Receipt of recommended preventive care is important for cancer survivors. We found that most cancer survivors return to their primary CHC for care after their diagnosis to receive primary care and MHBH care. Those with more established relationships with their primary CHC received more preventive and MHBH care both before and after their cancer diagnosis. Of concern is that uninsured cancer survivors received less preventive and MHBH care after a cancer diagnosis. Thus, it will be important to ensure these patients are continuing to receive needed and recommended care.

CONFLICT OF INTEREST

The authors of this paper have no conflict of interest to report.

AUTHOR CONTRIBUTIONS

Annie E Larson: Conceptualization, supervision, formal analysis, visualization, and writing—original draft preparation.

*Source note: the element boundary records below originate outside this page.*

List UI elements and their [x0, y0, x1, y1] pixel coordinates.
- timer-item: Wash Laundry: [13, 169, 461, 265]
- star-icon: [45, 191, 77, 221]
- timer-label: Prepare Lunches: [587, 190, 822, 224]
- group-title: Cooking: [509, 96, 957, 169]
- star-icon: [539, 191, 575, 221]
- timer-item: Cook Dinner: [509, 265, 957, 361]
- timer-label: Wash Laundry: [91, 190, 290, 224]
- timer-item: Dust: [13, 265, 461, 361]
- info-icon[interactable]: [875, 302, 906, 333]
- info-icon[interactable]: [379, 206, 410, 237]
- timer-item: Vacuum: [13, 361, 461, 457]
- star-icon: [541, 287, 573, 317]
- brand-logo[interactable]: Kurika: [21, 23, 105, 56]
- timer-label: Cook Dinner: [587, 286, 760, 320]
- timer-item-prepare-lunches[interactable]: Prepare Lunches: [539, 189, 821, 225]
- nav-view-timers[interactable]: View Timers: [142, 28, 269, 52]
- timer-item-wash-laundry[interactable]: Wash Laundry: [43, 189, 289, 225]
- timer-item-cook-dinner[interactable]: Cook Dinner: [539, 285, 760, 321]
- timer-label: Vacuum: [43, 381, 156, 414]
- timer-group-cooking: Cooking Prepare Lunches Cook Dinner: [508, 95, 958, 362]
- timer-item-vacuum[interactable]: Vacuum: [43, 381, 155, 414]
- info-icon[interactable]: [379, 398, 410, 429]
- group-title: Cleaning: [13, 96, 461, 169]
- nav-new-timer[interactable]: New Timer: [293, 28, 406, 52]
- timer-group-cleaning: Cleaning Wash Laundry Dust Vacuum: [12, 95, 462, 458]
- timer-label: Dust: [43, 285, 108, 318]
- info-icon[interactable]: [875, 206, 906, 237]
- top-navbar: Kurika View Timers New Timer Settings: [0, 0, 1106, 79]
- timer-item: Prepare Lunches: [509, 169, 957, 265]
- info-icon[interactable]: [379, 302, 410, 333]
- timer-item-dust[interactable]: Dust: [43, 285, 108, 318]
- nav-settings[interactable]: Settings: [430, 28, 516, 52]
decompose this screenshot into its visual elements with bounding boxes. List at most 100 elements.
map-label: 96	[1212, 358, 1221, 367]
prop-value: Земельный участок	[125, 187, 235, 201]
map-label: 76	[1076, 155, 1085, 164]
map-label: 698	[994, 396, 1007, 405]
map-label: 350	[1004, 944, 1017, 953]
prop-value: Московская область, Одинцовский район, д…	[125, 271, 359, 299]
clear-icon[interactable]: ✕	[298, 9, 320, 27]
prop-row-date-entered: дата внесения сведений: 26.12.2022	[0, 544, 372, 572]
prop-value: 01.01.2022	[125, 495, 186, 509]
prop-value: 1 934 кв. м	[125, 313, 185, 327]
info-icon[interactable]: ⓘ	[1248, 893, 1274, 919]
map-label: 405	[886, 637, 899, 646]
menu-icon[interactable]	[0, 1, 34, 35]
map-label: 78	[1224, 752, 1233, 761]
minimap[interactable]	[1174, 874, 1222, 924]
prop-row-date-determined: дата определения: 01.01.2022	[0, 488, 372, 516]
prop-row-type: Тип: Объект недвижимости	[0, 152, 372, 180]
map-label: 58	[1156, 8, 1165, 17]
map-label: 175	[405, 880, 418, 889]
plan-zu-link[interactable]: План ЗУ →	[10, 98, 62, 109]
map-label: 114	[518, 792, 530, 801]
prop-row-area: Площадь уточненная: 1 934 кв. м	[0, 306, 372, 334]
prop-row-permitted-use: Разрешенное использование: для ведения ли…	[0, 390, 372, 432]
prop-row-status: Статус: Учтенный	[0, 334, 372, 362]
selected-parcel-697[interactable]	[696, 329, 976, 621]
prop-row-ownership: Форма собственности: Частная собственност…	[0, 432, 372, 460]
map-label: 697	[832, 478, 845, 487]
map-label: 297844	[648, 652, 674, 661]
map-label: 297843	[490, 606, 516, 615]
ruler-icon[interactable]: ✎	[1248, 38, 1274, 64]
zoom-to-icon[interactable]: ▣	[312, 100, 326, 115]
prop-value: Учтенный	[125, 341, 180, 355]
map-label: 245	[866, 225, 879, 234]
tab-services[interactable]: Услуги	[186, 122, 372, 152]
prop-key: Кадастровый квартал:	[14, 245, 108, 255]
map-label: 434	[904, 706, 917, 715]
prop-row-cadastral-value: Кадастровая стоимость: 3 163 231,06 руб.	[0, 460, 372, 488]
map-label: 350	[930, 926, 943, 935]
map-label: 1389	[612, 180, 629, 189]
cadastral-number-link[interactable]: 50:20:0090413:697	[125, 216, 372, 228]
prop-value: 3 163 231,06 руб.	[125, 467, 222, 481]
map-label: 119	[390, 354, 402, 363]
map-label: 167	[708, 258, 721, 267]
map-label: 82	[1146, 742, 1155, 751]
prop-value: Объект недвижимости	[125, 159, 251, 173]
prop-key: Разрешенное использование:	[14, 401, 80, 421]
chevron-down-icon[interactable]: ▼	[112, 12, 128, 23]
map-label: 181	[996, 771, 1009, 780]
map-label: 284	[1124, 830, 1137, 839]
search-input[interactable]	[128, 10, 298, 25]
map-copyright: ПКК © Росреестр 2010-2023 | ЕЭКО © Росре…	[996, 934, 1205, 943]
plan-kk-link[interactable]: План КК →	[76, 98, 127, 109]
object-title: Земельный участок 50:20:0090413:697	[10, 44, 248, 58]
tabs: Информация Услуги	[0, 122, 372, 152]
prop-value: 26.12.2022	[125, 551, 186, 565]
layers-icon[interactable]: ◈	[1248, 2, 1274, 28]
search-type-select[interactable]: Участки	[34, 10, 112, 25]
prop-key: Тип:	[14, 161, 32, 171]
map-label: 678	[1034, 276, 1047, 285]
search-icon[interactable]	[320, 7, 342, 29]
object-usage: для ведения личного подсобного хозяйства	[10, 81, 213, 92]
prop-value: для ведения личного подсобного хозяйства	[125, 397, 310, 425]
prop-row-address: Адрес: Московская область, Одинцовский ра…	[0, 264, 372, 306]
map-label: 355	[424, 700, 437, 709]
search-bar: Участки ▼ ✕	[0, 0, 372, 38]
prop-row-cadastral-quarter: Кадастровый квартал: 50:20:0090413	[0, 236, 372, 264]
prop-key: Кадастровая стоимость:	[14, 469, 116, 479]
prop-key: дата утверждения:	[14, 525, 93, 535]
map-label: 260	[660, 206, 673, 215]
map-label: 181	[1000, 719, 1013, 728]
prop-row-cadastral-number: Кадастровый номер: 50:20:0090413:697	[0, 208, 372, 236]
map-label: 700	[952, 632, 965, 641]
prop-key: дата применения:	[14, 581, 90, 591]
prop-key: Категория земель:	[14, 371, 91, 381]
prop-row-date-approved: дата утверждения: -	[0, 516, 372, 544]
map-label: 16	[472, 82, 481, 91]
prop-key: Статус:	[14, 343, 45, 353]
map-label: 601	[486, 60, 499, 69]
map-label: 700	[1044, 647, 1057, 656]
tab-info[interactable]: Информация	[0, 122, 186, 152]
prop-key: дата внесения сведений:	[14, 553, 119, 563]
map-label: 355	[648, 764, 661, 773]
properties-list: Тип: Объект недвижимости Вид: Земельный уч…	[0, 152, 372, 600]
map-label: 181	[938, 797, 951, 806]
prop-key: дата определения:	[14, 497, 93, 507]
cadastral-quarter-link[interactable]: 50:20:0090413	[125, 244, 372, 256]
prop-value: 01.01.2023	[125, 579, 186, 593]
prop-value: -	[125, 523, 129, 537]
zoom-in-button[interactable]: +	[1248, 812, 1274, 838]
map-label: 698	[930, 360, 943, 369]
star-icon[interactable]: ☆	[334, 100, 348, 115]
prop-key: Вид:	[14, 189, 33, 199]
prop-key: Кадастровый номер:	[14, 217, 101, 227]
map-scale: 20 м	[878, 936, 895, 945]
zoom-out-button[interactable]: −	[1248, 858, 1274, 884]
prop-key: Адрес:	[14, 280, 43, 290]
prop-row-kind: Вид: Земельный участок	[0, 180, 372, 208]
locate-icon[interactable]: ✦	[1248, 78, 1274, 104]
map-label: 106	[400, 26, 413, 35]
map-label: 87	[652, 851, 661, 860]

Heather Angier: Conceptualization, visualization, writing—review, and editing. Andrew Suchocki: Conceptualization, visualization, writing—review, and editing. Robert W. Voss: Data curation, writing—review, and editing. Miguel Marino: Methodology, writing—review, and editing. Nathanial Warren: Project administration, writing—review, and editing. Nathalie Huguet: Supervision, writing—review, and editing.

DISCLAIMERS

The research presented in this paper is that of the authors and does not reflect that of the California Department of Public Health nor the views of the funding agencies.

ETHICAL APPROVAL

This study was approved by the Oregon Health & Science University institutional review board.